U.S. home prices continued to climb in March as a persistent shortage of homes for sale helped to buoy the housing market, according to the Intercontinental Exchange (ICE) Home Price Index.

And while prospective homebuyers cope with the challenges of rising housing unaffordability, existing homeowners are reaping the benefits of historically strong price gains. Nationwide equity on mortgaged homes soared to a record $16.9 trillion in the first quarter of 2024, with $11 trillion available for leverage while maintaining a 20% equity cushion — also an all-time high.

The ICE index showed that home prices increased by a seasonally adjusted 0.42% month over month in March, marking the third consecutive month of above-average price gains, although this was a slight pullback from February’s 0.58% increase. On an annual basis, home price growth eased slightly in March to 5.6%, below the upwardly revised gain of 6% in February.

“The recent trend of rising interest rates has dampened homebuyer demand and allowed the inventory of homes for sale to improve,” Andy Walden, ICE’s vice president of enterprise research strategy, said in a statement. 

“We’re still very much in a hole from an inventory perspective, but that deficit has fallen from 50% a year ago to 38% in March. Today, with 3.3 months of supply, inventory is still historically low and indicative of a seller’s market. This is helping to keep home price growth resilient even though demand is down. In fact, despite some minor slowing, March marked the third consecutive month of stronger than average growth.”

About 48 million U.S. homeowners with mortgages have tappable equity. And the average amount of tappable equity per borrower increased to $206,000 in March, up from $185,000 at the same time last year.

Two-thirds of all tappable equity is held by homeowners with credit scores of 760 or higher, while two-thirds is held by homeowners with first-lien mortgage rates below 4%, and 84% is held by those with rates lower than 5%.

Five West Coast metros — Los Angeles, San Francisco, San Jose, San Diego and Seattle — account for nearly one-quarter of total tappable equity, according to ICE. Mortgage holders in these West Coast metros hold a cumulative $2.7 trillion in tappable equity, but they also tend to have first-lien interest rates well below the national average due to more frequent refinance activity across high-balance loans. 

New York City and Washington, D.C., meanwhile, account for another $1.1 trillion in tappable equity. For these borrowers, second-lien home equity products remain a particularly attractive option for tapping into significant amounts of housing wealth without sacrificing a historically low rate on their existing mortgage.

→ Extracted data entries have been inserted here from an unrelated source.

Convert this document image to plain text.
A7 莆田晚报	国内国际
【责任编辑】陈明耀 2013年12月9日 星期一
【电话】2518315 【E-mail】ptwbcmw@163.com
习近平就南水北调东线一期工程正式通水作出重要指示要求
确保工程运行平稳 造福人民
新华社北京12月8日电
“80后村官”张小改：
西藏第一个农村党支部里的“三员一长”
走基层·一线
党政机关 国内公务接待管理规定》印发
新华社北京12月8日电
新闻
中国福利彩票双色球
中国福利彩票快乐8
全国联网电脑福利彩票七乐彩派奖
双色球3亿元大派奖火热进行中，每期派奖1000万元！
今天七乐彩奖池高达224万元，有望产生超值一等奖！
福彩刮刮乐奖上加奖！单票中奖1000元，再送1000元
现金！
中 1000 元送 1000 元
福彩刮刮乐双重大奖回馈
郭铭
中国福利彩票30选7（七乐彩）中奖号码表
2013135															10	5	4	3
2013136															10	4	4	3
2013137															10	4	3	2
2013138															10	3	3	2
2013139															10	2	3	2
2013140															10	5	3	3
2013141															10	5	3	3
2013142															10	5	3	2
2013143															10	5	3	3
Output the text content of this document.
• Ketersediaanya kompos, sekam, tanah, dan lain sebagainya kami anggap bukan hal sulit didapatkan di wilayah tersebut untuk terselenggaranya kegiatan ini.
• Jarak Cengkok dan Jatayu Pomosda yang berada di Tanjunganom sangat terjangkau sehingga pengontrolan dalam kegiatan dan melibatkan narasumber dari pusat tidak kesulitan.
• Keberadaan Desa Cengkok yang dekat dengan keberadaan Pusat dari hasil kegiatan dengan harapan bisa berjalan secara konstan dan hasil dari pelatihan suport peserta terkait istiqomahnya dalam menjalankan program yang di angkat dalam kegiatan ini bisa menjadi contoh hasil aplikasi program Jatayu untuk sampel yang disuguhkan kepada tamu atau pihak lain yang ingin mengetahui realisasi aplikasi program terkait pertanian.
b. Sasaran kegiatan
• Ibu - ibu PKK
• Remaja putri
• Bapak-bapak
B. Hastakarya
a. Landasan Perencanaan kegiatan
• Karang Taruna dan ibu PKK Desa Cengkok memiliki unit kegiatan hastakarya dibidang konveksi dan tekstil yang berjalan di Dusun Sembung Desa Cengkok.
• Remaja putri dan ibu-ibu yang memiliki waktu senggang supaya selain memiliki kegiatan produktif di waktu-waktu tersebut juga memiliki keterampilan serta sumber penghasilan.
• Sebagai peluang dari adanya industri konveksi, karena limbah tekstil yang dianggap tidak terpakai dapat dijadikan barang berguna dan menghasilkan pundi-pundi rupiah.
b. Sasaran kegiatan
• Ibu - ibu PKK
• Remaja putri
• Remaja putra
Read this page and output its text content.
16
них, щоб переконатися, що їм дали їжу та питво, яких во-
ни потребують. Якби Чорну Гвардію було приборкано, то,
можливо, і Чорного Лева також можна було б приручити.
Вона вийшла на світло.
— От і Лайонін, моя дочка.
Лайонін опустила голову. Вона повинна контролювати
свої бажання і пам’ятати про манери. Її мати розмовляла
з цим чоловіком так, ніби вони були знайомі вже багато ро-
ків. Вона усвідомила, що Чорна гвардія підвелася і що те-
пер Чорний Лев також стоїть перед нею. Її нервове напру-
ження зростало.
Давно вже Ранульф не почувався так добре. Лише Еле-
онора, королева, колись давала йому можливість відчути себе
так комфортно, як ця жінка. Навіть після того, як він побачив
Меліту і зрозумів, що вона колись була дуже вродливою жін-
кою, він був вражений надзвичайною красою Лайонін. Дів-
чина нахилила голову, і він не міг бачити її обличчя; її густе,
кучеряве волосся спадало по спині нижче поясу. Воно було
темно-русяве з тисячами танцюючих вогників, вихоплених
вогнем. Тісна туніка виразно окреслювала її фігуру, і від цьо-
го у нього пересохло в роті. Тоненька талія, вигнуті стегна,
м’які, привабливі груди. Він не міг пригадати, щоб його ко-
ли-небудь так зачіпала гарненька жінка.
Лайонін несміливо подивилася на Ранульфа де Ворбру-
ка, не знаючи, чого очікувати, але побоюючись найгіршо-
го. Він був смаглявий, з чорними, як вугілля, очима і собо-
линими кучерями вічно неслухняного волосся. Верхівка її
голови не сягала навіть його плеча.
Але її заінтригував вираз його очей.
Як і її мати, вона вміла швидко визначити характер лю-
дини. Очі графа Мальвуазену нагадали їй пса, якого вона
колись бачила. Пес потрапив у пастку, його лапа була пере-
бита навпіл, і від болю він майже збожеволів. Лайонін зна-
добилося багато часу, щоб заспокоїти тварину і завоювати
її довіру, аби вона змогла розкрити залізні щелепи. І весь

In April, the Federal Housing Finance Agency (FHFA) announced a new product proposal for government-sponsored enterprise (GSE) Freddie Mac that would allow the agency to purchase certain single-family, closed-end second mortgages. This would offer borrowers an alternative way to access their home equity without surrendering a first mortgage with a more favorable interest rate than is currently available.